Voice Recognition Software

Headlines:
This is a review of leading voice recognition software from mid-2000.

I have been sceptical of any claims of voice or handwriting recognition by computers since I spent a small fortune on two Apple Newtons several years ago.  These gadgets claimed to be able to read handwriting and turn it into text.  So it was with a certain reserve that I parted with £79.99 for Lernout and Houspie's VoiceXpress Pro and £109.99 for Dragon Systems' NaturallySpeaking Preferred which both claim near-100% accuracy for voice recognition.  I didn’t expect them to work at all.  In the event, they did deliver remarkable voice recognition - it was almost like science fiction.  What stopped them being useful business tools (yet) is something else entirely.

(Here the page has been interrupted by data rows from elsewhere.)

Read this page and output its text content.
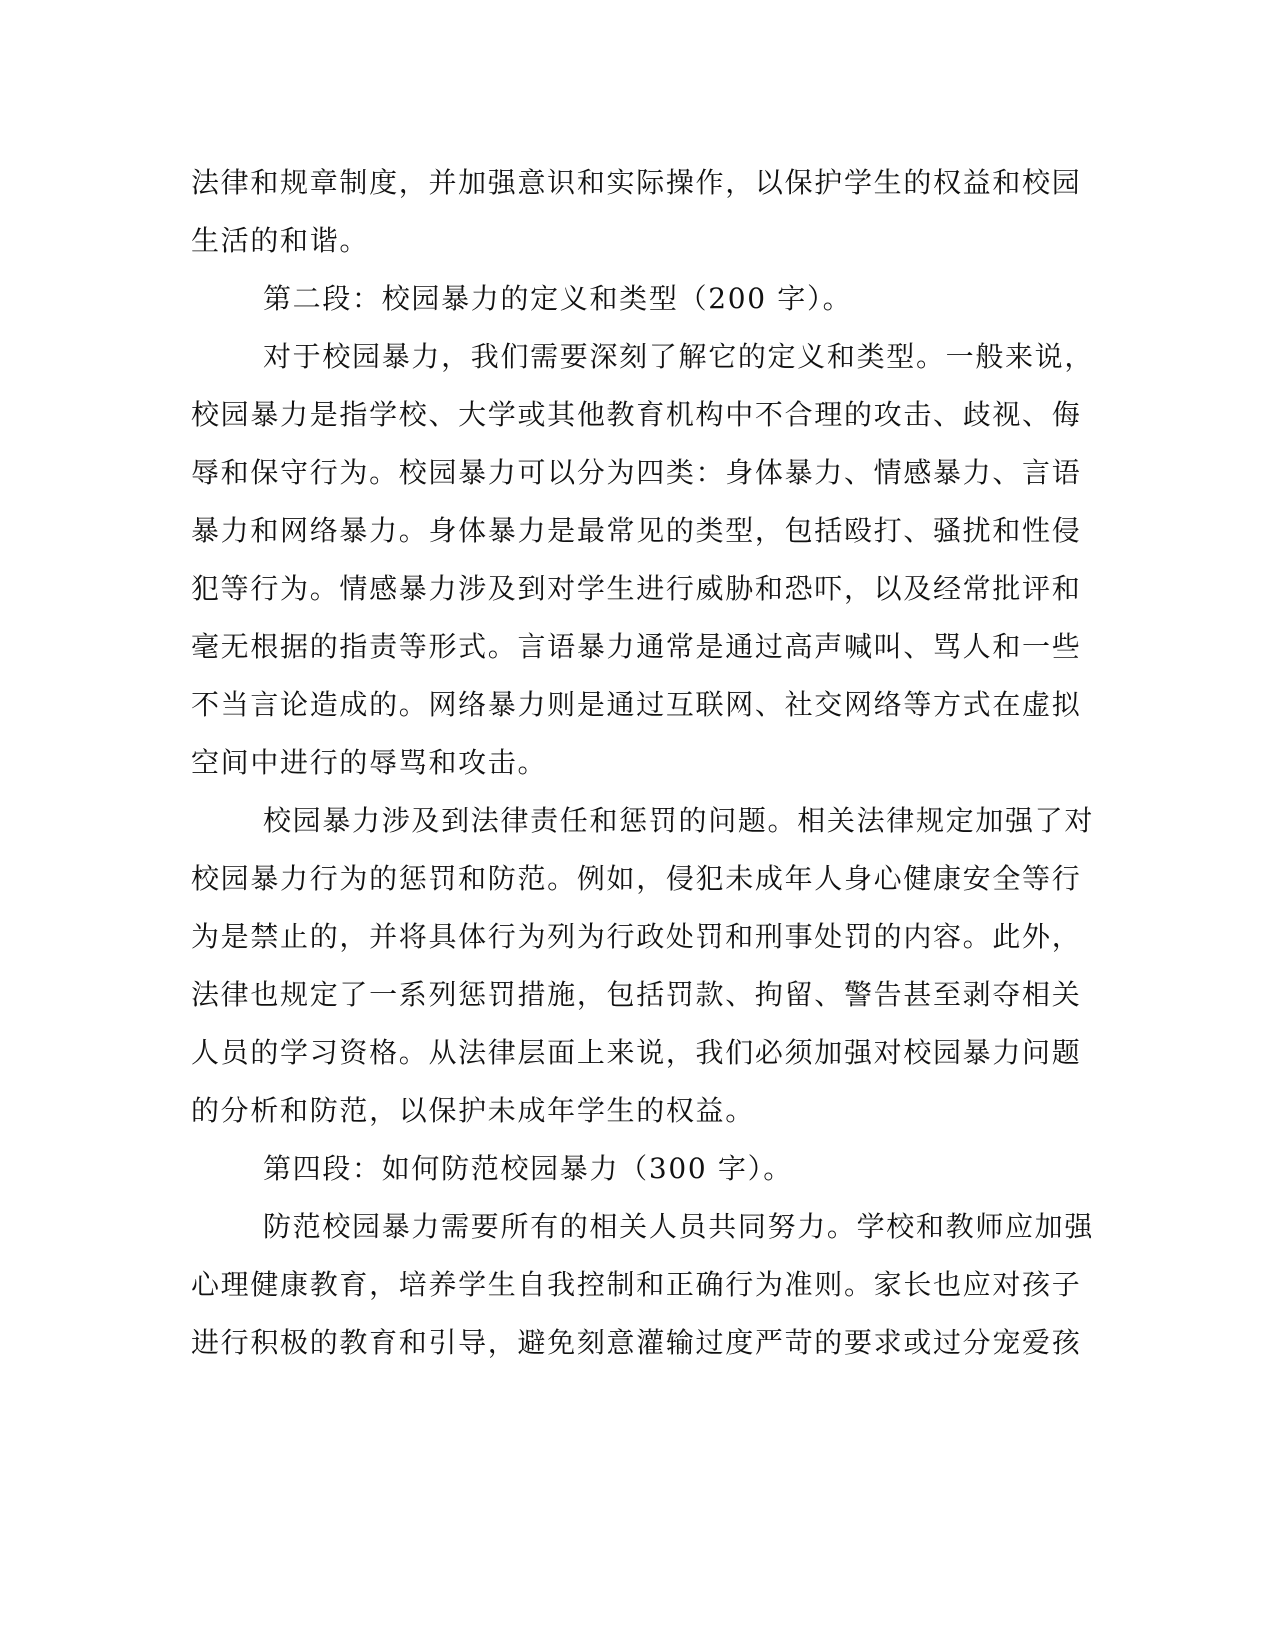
法律和规章制度，并加强意识和实际操作，以保护学生的权益和校园

生活的和谐。

第二段：校园暴力的定义和类型（200 字）。

对于校园暴力，我们需要深刻了解它的定义和类型。一般来说，

校园暴力是指学校、大学或其他教育机构中不合理的攻击、歧视、侮

辱和保守行为。校园暴力可以分为四类：身体暴力、情感暴力、言语

暴力和网络暴力。身体暴力是最常见的类型，包括殴打、骚扰和性侵

犯等行为。情感暴力涉及到对学生进行威胁和恐吓，以及经常批评和

毫无根据的指责等形式。言语暴力通常是通过高声喊叫、骂人和一些

不当言论造成的。网络暴力则是通过互联网、社交网络等方式在虚拟

空间中进行的辱骂和攻击。

校园暴力涉及到法律责任和惩罚的问题。相关法律规定加强了对

校园暴力行为的惩罚和防范。例如，侵犯未成年人身心健康安全等行

为是禁止的，并将具体行为列为行政处罚和刑事处罚的内容。此外，

法律也规定了一系列惩罚措施，包括罚款、拘留、警告甚至剥夺相关

人员的学习资格。从法律层面上来说，我们必须加强对校园暴力问题

的分析和防范，以保护未成年学生的权益。

第四段：如何防范校园暴力（300 字）。

防范校园暴力需要所有的相关人员共同努力。学校和教师应加强

心理健康教育，培养学生自我控制和正确行为准则。家长也应对孩子

进行积极的教育和引导，避免刻意灌输过度严苛的要求或过分宠爱孩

Installing both programs was easy - pop in the disk, run the usual install program and then sit through about thirty minutes of training.  Both programs have tutorials to help new users set up and use the system and they both have training programs that help the programs get used to your voice and PC set-up.  Both systems require you to use a headset with an earphone and a mike - with the result that one looks a bit like a phone operator.  The Dragon Systems one is better because has a bendable mike boom which makes it easier to position.  Positioning turns out to be vital as I found out later.  Once the programs are installed you can begin dictation straight away.  At first it seems almost amazing - you say something and it comes up on the screen in text a few seconds after you said it.

Disappointment sets in almost immediately afterwards, however.  At the first hesitation - a natural 'umm' in your speech - a spurious word appears.  Go a bit too fast or a bit too slow or use a unusual word (although they have vast dictionaries they don't include every word and you have to teach them new words individually) and they start to display gobbledegook.  Position the microphone a few millimetres away from the correct position and accuracy drops dramatically.  And heaven help you if you have to take the headset off to answer the phone and then put it back on again - adjusting it takes a few seconds each time.  It's a bit like giving dictation to a foreigner who has a perfect knowledge of half the dictionary but no understanding of grammar and who can only hear you if they stand exactly five inches to your left but nowhere else.  It's amazing when it works but not much use.

All of this means that you have to spend a lot of time checking and correcting work.  It is possible to do this by voice.  You say things like "go to the beginning of the line, select 'to whom it may concern', delete that", but these commands are subject to the same risks of misunderstanding as dictation.  When either program gets confused between commands and dictation the screen rapidly fills up with all kinds of nonsense.  This brings you quickly back to editing by eye and keyboard and undermines confidence in the whole system.

For me, the final nail in the coffin for these programs is the way in which they are integrated into the operating system and Microsoft Office, or more to the point, the way that they are not integrated.  Firstly, both programs take an age to load, even on a fast Pentium PC with lots of memory.  NaturallySpeaking provides a sort of dictation pad - a simple word processor - but if you want to dictate directly into Word or Outlook it uses a slightly different approach and the recognition accuracy seems to drop dramatically.  VoiceExpress is better in this regard but hogs a large chunk of screen real estate with its menu bar which is the same size as the Windows 95 Taskbar.

Both programs seem more or less equal in terms of actual recognition ability and both offer an equally long list of back-of-the-box features and both suffer from the same fundamental problems.  I think that, in its present form, dictation software would work for people who can't or won't type and I would imagine it is a boon for the dyslexic.  It may also work better if you're used to giving dictation - I am not.  For anyone else, I would advise waiting until the usability gets better.  It seems to me the difficult problem - the recognition - has been solved and it is only a question of integration, user interface design and putting a bit more smarts into the grammar side of things to make it all work.  I would also like a voice recognition system that didn't require a headset but I suppose this might not work in an open plan office with everyone talking at once.

These programs are a remarkable triumph of computer science.  However, they only show us how much more we need to do in order to turn computer speech recognition into speech understanding.  Until this happens, I would recommend getting a secretary or learning to type!